Oh, really? How do you know the model is sound if no consistent
reconstruction exists? By clairvoyance? That the methods haven't yielded
much is just a plain fact.
 
***
Patrick:
 
Nostratic has been proved. If we can argue over the "origin" of English "'s", no one of sane mind will dispute the datum that "'s" exists.
 
That to which I was referring was, primarily, the PAA reconstructions.
 
I also believe that 'laryngeal' explanations for PIE phenomena have been abused.
 
In the case of PAA, in spite of the strange reconstructions, one can still see the outlines of an undoubtable relationship among the various included languages.
 
***

> And when you write that perhaps "we are indeed dealing with too deep
> chronologies", you are re-asserting — through a backdoor — the "too
> old" argument assuming the destructive effects of language change
> invalidating reconstruction attempts. Perhaps you do not even
> realize that.

I'm not going to prevent anyone from trying to demonstrate the validity
of long-range groupings. I can only wish such adventurous spirits
success. But somehow the task proves to be enormously difficult -- much
more difficult, at any rate, than the reconstruction of the ancestral
language of a family with the probable time depth of five or six
millennia. Information (and with it, evidence of relatedness) _is_
gradually lost over time as a side-effect of language change.
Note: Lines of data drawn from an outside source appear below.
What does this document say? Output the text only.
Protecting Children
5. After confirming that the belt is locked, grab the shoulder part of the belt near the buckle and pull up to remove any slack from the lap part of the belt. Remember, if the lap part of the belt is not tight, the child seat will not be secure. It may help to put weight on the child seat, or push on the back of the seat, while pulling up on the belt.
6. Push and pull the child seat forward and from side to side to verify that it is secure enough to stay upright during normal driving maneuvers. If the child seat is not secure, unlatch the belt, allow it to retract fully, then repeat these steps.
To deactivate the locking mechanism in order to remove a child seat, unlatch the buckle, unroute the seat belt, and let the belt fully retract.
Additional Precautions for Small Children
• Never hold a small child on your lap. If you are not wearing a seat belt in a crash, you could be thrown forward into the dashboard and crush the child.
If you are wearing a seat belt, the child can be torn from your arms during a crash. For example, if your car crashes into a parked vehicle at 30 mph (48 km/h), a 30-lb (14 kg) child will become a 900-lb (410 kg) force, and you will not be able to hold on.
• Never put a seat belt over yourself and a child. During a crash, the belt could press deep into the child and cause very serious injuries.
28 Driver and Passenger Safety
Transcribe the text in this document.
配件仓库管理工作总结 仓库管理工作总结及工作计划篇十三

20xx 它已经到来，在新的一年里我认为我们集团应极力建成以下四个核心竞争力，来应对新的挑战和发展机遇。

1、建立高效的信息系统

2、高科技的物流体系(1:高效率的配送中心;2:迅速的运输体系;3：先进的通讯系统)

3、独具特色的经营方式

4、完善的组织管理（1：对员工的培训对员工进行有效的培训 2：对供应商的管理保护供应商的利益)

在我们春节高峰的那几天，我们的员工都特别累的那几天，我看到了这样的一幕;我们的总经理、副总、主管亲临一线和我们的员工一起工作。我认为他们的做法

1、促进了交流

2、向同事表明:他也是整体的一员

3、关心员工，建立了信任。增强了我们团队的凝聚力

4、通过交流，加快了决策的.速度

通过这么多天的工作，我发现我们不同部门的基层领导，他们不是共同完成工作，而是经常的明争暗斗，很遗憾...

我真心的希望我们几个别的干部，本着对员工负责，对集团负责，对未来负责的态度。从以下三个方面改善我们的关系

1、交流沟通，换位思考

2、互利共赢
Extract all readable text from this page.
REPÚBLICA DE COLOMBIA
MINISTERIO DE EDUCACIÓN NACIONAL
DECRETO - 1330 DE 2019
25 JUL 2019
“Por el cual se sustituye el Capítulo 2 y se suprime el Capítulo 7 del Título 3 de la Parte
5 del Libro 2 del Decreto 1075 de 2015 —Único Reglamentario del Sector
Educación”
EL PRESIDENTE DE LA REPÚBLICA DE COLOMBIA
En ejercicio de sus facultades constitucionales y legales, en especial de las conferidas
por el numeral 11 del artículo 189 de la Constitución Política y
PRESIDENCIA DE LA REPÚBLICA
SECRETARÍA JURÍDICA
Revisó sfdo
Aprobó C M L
This fact
_must_ make reconstruction problematic sooner or later.

Piort

***
Patrick:
 
Well, that is why Ballester's essay is so useful.
 
It shows rather persuasively that linguistic stability over great periods of time _should_ be expected when other factors, which he details, do not negate it. Linguistic stability is what we should be able to see unless other situations arise to upset it.
 
This is the opposite of the now prevalent view that linguistic change is the norm; and that time-periods of relative stability are the exception rather than the rule.
 
This latter position is logically indefensible. It asserts effect without cause.